The development of a set of corporate, business, and functional strategies that allow an organization to accomplish its mission and achieve its goals.

SWOT Analysis

A planning exercise in which managers identify organizational strengths (S) and weaknesses (W) and environmental opportunities (O) and threats (T).



Hypercompetition

Permanent, ongoing, intense competition brought about an industry by advancing technology or changing customer tastes.

Low-Cost Strategy

Driving the organization's costs down below the costs of its rivals.

Differentiation Strategy

Distinguishing an organization's products from the products of competitors on dimensions such as product design, quality, or after-sales service.

Focused Low-Cost Strategy

Serving only one segment of the overall market and trying to be the lowest-cost organization serving that segment.

Focused Differentiation Strategy

Serving only one segment of the overall market and trying to be the most differentiated organization serving that segment.
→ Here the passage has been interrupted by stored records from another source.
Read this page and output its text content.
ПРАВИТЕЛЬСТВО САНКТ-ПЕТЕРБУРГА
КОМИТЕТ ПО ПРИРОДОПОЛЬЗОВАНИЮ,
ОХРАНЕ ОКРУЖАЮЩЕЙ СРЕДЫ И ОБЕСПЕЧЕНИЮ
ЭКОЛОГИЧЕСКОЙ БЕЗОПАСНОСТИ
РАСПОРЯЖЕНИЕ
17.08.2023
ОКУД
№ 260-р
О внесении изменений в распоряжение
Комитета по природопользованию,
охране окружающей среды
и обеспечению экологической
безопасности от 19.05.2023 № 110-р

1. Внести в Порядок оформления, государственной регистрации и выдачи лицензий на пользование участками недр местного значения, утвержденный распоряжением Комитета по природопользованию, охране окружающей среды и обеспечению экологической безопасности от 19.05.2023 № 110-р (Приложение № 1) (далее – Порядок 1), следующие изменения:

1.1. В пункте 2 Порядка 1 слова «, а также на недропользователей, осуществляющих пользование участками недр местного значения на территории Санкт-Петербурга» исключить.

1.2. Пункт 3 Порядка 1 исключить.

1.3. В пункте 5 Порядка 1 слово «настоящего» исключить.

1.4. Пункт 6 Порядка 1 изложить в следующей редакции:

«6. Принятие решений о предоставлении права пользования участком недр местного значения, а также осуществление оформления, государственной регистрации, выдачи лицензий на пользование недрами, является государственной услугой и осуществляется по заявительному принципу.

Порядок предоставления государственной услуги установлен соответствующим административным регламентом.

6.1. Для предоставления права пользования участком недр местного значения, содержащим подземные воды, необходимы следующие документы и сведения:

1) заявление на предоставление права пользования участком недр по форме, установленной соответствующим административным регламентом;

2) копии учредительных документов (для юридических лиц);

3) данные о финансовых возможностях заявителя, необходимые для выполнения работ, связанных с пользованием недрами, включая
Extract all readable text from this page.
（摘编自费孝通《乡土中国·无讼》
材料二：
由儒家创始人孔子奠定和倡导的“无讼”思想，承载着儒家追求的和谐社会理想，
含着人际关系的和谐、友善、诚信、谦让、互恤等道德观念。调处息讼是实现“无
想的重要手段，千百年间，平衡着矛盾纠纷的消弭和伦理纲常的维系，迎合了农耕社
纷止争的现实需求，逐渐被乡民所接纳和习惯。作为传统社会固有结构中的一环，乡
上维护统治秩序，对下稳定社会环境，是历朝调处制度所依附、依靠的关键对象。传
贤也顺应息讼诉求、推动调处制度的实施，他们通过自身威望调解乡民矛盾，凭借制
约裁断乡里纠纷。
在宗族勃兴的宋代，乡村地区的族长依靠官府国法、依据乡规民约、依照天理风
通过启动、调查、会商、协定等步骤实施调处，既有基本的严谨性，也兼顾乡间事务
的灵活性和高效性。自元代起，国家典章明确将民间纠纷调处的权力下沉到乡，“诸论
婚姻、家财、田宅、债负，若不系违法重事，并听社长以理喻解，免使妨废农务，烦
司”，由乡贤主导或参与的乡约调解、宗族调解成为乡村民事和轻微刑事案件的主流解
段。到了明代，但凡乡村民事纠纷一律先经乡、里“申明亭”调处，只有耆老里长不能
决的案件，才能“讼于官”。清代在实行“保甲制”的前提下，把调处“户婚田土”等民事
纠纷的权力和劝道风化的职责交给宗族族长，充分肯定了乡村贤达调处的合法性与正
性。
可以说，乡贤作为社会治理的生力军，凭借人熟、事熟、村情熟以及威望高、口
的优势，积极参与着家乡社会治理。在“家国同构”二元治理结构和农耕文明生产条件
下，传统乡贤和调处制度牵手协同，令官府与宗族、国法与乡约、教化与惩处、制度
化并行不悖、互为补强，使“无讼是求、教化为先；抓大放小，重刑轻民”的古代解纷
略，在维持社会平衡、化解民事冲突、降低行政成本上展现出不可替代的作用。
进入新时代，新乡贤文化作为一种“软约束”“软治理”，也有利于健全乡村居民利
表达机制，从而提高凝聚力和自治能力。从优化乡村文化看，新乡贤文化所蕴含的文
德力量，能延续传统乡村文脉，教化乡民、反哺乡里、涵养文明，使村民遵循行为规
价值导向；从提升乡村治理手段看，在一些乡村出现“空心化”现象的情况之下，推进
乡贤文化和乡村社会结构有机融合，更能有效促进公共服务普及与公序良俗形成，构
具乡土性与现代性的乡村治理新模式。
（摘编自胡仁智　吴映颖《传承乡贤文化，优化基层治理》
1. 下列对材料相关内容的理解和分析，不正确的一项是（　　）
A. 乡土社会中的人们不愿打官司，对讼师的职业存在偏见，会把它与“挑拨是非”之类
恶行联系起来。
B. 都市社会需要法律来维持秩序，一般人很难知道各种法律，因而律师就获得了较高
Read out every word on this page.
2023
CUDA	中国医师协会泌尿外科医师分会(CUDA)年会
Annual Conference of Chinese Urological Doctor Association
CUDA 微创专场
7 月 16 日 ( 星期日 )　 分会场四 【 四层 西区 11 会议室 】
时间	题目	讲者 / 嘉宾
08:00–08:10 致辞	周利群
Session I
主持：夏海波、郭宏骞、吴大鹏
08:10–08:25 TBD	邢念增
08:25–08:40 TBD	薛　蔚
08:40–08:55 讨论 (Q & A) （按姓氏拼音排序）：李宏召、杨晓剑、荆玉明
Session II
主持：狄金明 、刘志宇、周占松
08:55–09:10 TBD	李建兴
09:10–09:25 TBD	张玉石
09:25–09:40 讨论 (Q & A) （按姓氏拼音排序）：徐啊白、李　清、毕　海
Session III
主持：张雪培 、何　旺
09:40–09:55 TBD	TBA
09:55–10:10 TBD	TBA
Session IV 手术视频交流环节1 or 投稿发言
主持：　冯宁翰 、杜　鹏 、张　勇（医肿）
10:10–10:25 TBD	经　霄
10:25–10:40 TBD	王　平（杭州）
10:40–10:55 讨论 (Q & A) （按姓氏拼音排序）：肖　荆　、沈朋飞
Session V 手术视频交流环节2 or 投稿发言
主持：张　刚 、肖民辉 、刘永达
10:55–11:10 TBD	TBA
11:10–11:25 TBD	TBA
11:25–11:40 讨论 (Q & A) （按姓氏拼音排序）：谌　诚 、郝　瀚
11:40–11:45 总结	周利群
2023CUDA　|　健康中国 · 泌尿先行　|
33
Concentration on a Single Industry

Reinvesting a company's profits to strengthen its competitive position in its current industry.

Vertical Integration

Expanding a company's operations either backward into an industry that produces inputs for its products or forward into an industry that uses, distributes, or sells its products.

Diversification

Expanding a company's business operations into a new industry in order to produce new kinds of valuable goods or services.

Related Diversification

Entering a new business or industry to create a competitive advantage in one or more of an organization's existing divisions or businesses.

Synergy

Performance gains that result when individuals and departments coordinate their actions.

Unrelated Diversification

Entering a new industry or buying a company in a new industry that is not related in any way to an organization's current businesses or industries.

Global Strategy

Selling the same standardized product and using the same basic marketing approach in each national market.

Multidomestic Strategy

Customizing products and marketing strategies to specific national conditions.

Exporting

Making products at home and selling them abroad.

Importing

Selling products at home that are made abroad

Licensing

Allowing a foreign organization to take charge of manufacturing and distributing a product in its country or world region in return for a negotiated fee.

Frnchising

Selling to a foreign organization the rights to use a brand name and operating know-how in return for a lump-sum payment and a share of the profits.

Strategic Alliance

An agreement in which managers pool or share their organization's resources and know-how with a foreign company, and the two organizations share the rewards and risks of starting a new venture.

Joint Venture

A strategic alliance among two or more companies that agree to jointly establish and share the ownership of a new business.

Wholly Owned Foreign Subsidiary

Production operations established in a foreign country independent of any local direct involvement.